Oder wurde im Zeichen der postmodernen Beliebigkeit einfach akzeptiert, dass Bio- und Gentechnologie sowie Atomkraft auf der EXPO als Wohltaten verkauft werden?

Kann jemand von den kritischen Begleitern das Hohelied auf den Freihandel überhört haben, das auf der Weltausstellung gesungen wird? Die NGOs haben sich in der Zwischenzeit bei der Auseinandersetzung um ökologische Basisbanalitäten wie die Verwendung von umweltfreundlichem Geschirr auf der EXPO aufgerieben und selbst dabei gegen die Sponsoren den Kürzeren gezogen. Pappbecher mit dem Coca-Cola-Logo konnten nicht verhindert werden.

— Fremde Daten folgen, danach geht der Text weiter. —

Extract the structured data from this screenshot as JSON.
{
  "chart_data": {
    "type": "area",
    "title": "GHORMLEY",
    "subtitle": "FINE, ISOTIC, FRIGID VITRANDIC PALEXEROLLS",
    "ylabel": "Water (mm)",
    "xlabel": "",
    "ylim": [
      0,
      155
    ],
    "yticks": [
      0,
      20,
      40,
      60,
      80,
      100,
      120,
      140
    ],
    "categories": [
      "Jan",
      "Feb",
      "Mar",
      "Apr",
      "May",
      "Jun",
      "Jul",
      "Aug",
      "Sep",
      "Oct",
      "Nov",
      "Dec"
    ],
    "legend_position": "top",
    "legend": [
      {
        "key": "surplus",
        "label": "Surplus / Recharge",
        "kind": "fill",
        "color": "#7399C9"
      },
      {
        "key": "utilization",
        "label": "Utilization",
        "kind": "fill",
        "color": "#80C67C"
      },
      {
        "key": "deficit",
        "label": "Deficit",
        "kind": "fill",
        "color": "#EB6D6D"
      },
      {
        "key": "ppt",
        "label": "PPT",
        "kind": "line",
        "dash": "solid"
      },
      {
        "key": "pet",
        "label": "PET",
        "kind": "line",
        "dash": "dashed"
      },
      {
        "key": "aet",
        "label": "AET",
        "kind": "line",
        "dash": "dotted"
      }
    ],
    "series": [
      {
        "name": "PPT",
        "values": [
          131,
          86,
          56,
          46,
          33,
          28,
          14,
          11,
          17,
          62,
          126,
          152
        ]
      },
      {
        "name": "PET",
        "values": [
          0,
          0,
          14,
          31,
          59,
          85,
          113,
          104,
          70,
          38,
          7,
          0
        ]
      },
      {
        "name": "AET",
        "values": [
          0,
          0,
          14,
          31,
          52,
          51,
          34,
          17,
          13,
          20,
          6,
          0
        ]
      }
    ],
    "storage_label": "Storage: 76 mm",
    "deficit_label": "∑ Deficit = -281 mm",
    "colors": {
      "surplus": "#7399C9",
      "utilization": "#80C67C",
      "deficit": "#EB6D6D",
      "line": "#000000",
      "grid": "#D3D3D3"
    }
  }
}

Die EXPO will mit ihren technokratischen Vorstellungen und ihrer Vereinnahmungsstrategie suggerieren, dass es zur heutigen Weltordnung keine Alternative gibt. Joe Hierlmeyer vom Buko-Schwerpunkt-Weltwirtschaft sprach vom „TINA“-Denken; „there is no Alternative“. Alles ist machbar, wenn sich alle ganz pragmatisch und konstruktiv um Lösungen bemühen. Wer davon profitiert und wer dabei verliert, wagt kaum jemand noch zu fragen.

Doch auch die EXPO-Macher samt ihrer kritischen NGO-Begleiter könnten sich verrechnen. Die Zigtausenden, die im letzten November auf den Straßen von Seattle gegen die Welthandelsorganisation (WTO) protestierten, haben die zahlreichen NGO-Vertreter am meisten überrascht und manche haben dabei sogar wieder Lust auf Widerstand bekommen. Die kleine Anti-EXPO-Szene in Deutschland zumindest hat durch Seattle Rückenwind bekommen und hofft auf eine Fortsetzung in Hannover.

Der Autor ist freier Journalist und schreibt u.a. für die taz, Neues Deutschland und Frankfurter Rundschau zu ökologischen Themen.